Choosing this approach may be purely a function of circumstance, but Swift has been due for a rebaptism for some time now. “Folklore” marks a conclusion (temporary or not, it’s unclear) to her long march into the teeth of contemporary megapop, which over the course of four albums — “Red,” “1989,” “Reputation” and “Lover” — has paid decreasing dividends, musical and social. Becoming a true centrist pop star is a battle Swift never quite won, and is a battle no longer worth waging.
“Folklore” is the first attempt at a post-pop
Swift, and it is many things that Swift albums generally are not: rough-edged, downtrodden, spacey. It is a completely canny pop album smothered in places by Dessner, whose production can be like wet clothing tugging at Swift, slowing her down, sapping her vim. Swift isn’t an especially powerful singer, though she achieves a lot with a naturally jumpy tone and enthusiasm. But both of those signatures wilt here as often as not. The tart edge that she specializes in — the one that’s viciously effective when taunting, or pining — is coated with layers of gauzy strings (there is plenty of cello), austere piano, throbbing Mellotron, smeared saxophone, atmospherics that thicken the air.
As Swift has long demonstrated, contemplation and exuberance aren’t mutually exclusive; nor are brightness and reflection. And so “Folklore” songs fall into roughly two camps: excellent Swiftpenned songs that are sturdy enough to bear the production, and others that end up obscured by murk.
Some of the album’s best songs are mildly restrained versions of familiar Swift modes. On “Betty,” she delivers teenage romantic regret with the icy, knowing vocal shiver she deploys in her most felt moments, with faint echoes of the wistful “Tim McGraw,” her 2006 debut single. The airy, earthy “Invisible String,” about trusting fate, is the only truly hopeful-sounding song on the album (and the only one about a happy, fulfilled relationship), and it features some of Swift’s most vivid lyrics: “Cold was the steel of my ax to grind/For the boys who broke my heart/Now I send their babies presents.”
More intriguing are the tracks where the experimentation with tonal approach succeeds. “Seven” opens with an ethereally lustrous vocal, with Swift sighing her lyrics, landing the rhymes in unexpected places.

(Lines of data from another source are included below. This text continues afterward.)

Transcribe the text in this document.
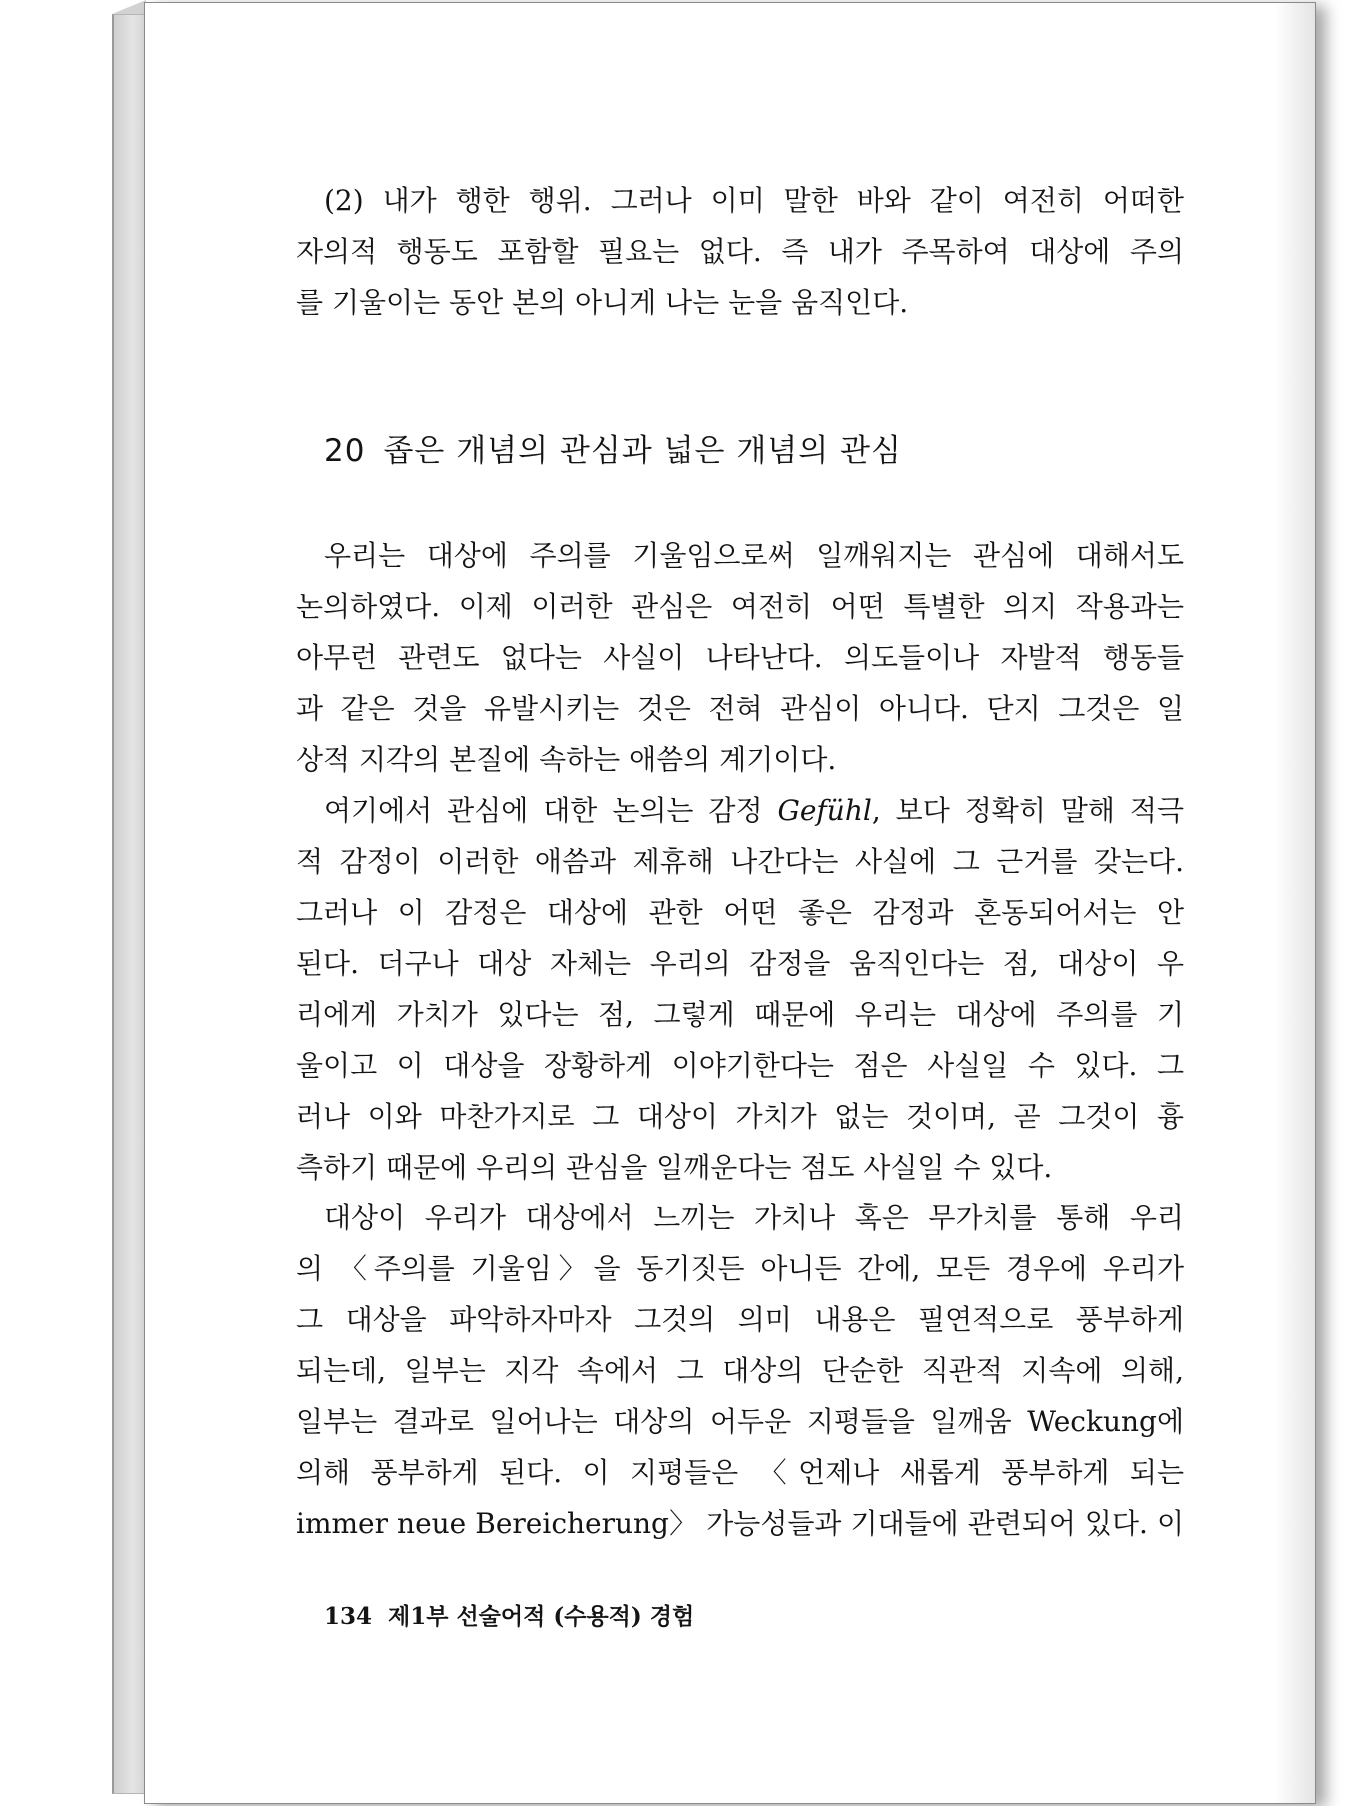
(2) 내가 행한 행위. 그러나 이미 말한 바와 같이 여전히 어떠한
자의적 행동도 포함할 필요는 없다. 즉 내가 주목하여 대상에 주의
를 기울이는 동안 본의 아니게 나는 눈을 움직인다.
20 좁은 개념의 관심과 넓은 개념의 관심
우리는 대상에 주의를 기울임으로써 일깨워지는 관심에 대해서도
논의하였다. 이제 이러한 관심은 여전히 어떤 특별한 의지 작용과는
아무런 관련도 없다는 사실이 나타난다. 의도들이나 자발적 행동들
과 같은 것을 유발시키는 것은 전혀 관심이 아니다. 단지 그것은 일
상적 지각의 본질에 속하는 애씀의 계기이다.
여기에서 관심에 대한 논의는 감정 Gefühl, 보다 정확히 말해 적극
적 감정이 이러한 애씀과 제휴해 나간다는 사실에 그 근거를 갖는다.
그러나 이 감정은 대상에 관한 어떤 좋은 감정과 혼동되어서는 안
된다. 더구나 대상 자체는 우리의 감정을 움직인다는 점, 대상이 우
리에게 가치가 있다는 점, 그렇게 때문에 우리는 대상에 주의를 기
울이고 이 대상을 장황하게 이야기한다는 점은 사실일 수 있다. 그
러나 이와 마찬가지로 그 대상이 가치가 없는 것이며, 곧 그것이 흉
측하기 때문에 우리의 관심을 일깨운다는 점도 사실일 수 있다.
대상이 우리가 대상에서 느끼는 가치나 혹은 무가치를 통해 우리
의 〈주의를 기울임〉을 동기짓든 아니든 간에, 모든 경우에 우리가
그 대상을 파악하자마자 그것의 의미 내용은 필연적으로 풍부하게
되는데, 일부는 지각 속에서 그 대상의 단순한 직관적 지속에 의해,
일부는 결과로 일어나는 대상의 어두운 지평들을 일깨움 Weckung에
의해 풍부하게 된다. 이 지평들은 〈언제나 새롭게 풍부하게 되는
immer neue Bereicherung〉 가능성들과 기대들에 관련되어 있다. 이
134 제1부 선술어적 (수용적) 경험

On “Illicit Affairs,” she whispers her words like long-resented secrets — “Tell your friends you’re out for a run/You’ll be flushed when you return” — sprinkled with sunburst syllables designed to freeze perpetrators in their tracks.
And then there’s “Exile,” the most atypical song on the album. A lovely, anguished duet with Justin Vernon (credited as Bon Iver), it’s a stark and unsettling back and forth of recriminations. Swift telegraphs distance and skepticism: “I can see you staring, honey/Like he’s just your understudy/Like you’d get your knuckles bloody for me.” But it’s the end of the song, when
Swift and a husky-voiced Vernon go line for line in some combination of hardwhiskey country, desperate R&B and black-boxtheater dialogue, that you feel the full emotional corrosion. All around them, pianos toll like grandfather clocks, stern and fatalistic.
Given its overall dourness, the album is a retreat from conventional pop language, which is to say, it may well be a retreat from radio. Not that that much matters for Swift, who has spent more than a decade earning her fans, and may well be approaching the Beyoncé stage of her career, where cultural authority isn’t dependent on steady hitmaking.
That’s the new nature of pop superstardom anyhow: mass-scale cult figures superserving their most ardent followers by the millions.
Seen that way, perhaps the sonic experimentation on “Folklore” isn’t really about embracing a new genre so much as abandoning any sense of duty to the ones she’s been built upon. Country, pop, ’80s rock, hip-hop: they’ve merely been vessels, weapons she knows how to trigger to advance the central tenets of Swiftiness.
The desolate, stubborn, overcomposed indie rock of “Folklore,” though, is a tough thicket to tame. Sometimes she triumphs, wrestling it until it’s slack. But when it stifles her, it deserves all the eye rolls it gets.